Segundo ele, a ideia de sustentabilidade não pode ficar restrita à superfície e existe uma pergunta importante a ser feita sobre: "como essas experiências se relacionam com a cultura ancestral ribeirinha? O quanto valorizam essa cultura?".
Na experiência do pesquisador, a ideia de sustentabilidade precisa ser aplicada respeitando as características de cada território e das pessoas que já estão inseridas ali há centenas de anos. "Essa é uma grande distinção para o setor de alimentação: não usar a cultura amazônica de forma colonialista", explica.
Para ele, não basta comprar algum produto da agricultura familiar ou desenvolver práticas que se dizem sustentáveis e não respeitam o conhecimento ancestral, as pessoas e aquele lugar. "Na hora de usar o jambu, precisamos aplicá-lo de forma que valorize o patrimônio cultural e material daquela região, a tradição alimentar", orienta.
Muito além dos limites do Norte do país, a gestão do Saldosa Maloca e a mobilização dos empreendedores ribeirinhos por um ecoturismo provam como é possível alinhar o crescimento de bares e restaurantes às práticas sustentáveis.
Mesmo sem grandes investimentos, a perspectiva da sustentabilidade amazônica focada no coletivo inspira possibilidades mais acessíveis que promovam mudanças reais.

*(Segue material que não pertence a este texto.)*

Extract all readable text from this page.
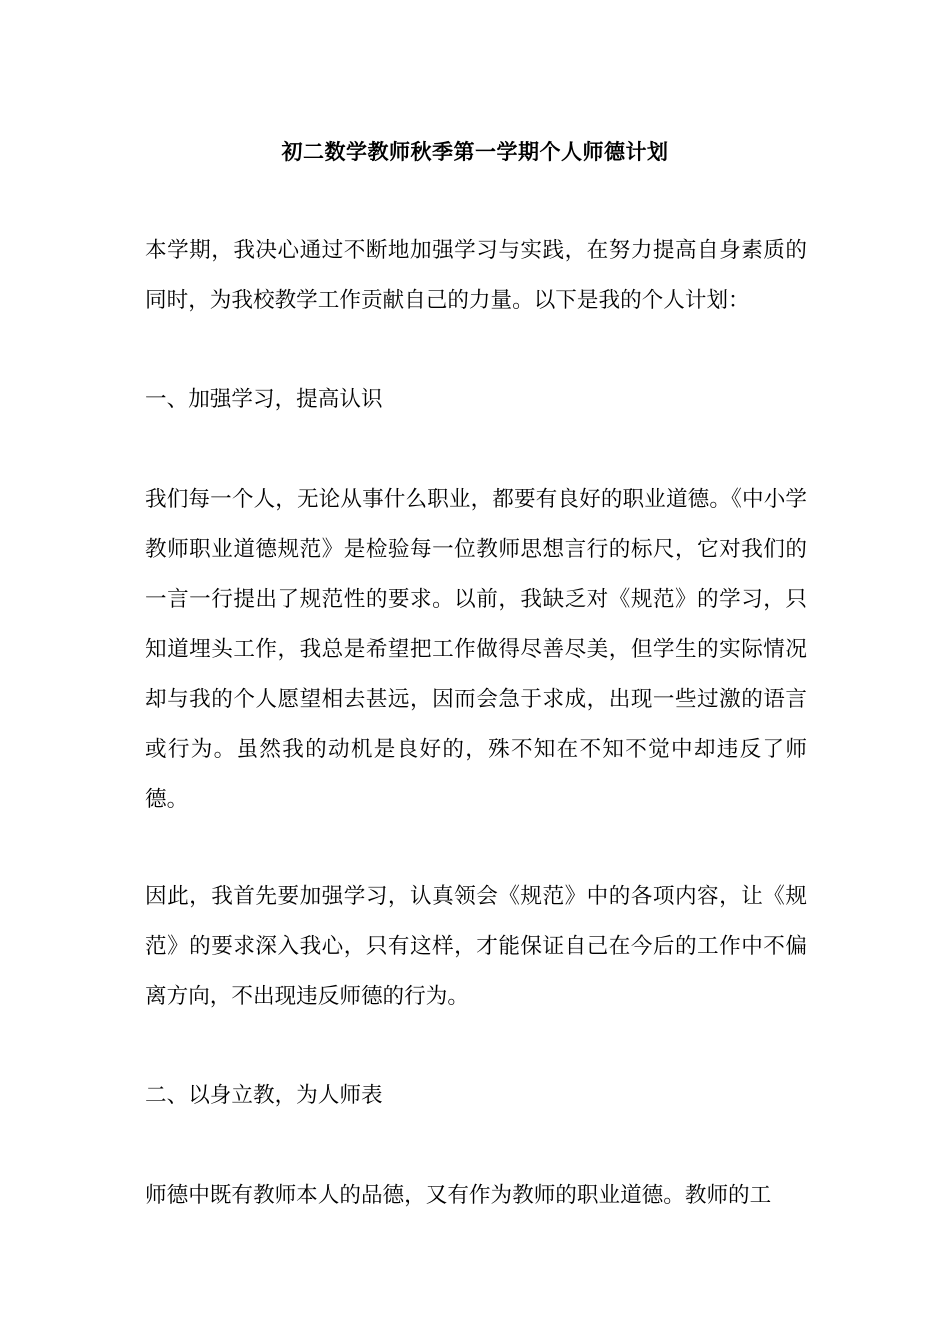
初二数学教师秋季第一学期个人师德计划

本学期，我决心通过不断地加强学习与实践，在努力提高自身素质的同时，为我校教学工作贡献自己的力量。以下是我的个人计划：

一、加强学习，提高认识

我们每一个人，无论从事什么职业，都要有良好的职业道德。《中小学教师职业道德规范》是检验每一位教师思想言行的标尺，它对我们的一言一行提出了规范性的要求。以前，我缺乏对《规范》的学习，只知道埋头工作，我总是希望把工作做得尽善尽美，但学生的实际情况却与我的个人愿望相去甚远，因而会急于求成，出现一些过激的语言或行为。虽然我的动机是良好的，殊不知在不知不觉中却违反了师德。

因此，我首先要加强学习，认真领会《规范》中的各项内容，让《规范》的要求深入我心，只有这样，才能保证自己在今后的工作中不偏离方向，不出现违反师德的行为。

二、以身立教，为人师表

师德中既有教师本人的品德，又有作为教师的职业道德。教师的工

Luiza Campos destaca que:
"O importante é que os gestores e proprietários se conscientizem de que o setor precisa fazer esse movimento não só em prol da saúde ambiental do planeta, mas também da saúde financeira do negócio".
Algo que é característico do mercado de bares e restaurantes é ser uma ponte de comunicação com a sociedade e isso é uma janela de oportunidade de conscientização. "A partir do momento que um estabelecimento consegue implementar ações, processos, uma gestão mais sustentável, ele consegue também gerar essa conscientização na sociedade", completa Campos.
Em um cenário de insegurança sobre o futuro do planeta e uma COP 30 sediada no Norte do Brasil, o mercado de alimentação fora do lar tem um papel importante na direção de reduzir os impactos negativos na natureza. Nesse caso, a gestão do Saldosa pode funcionar como um farol para quem busca inspiração no cotidiano da gestão.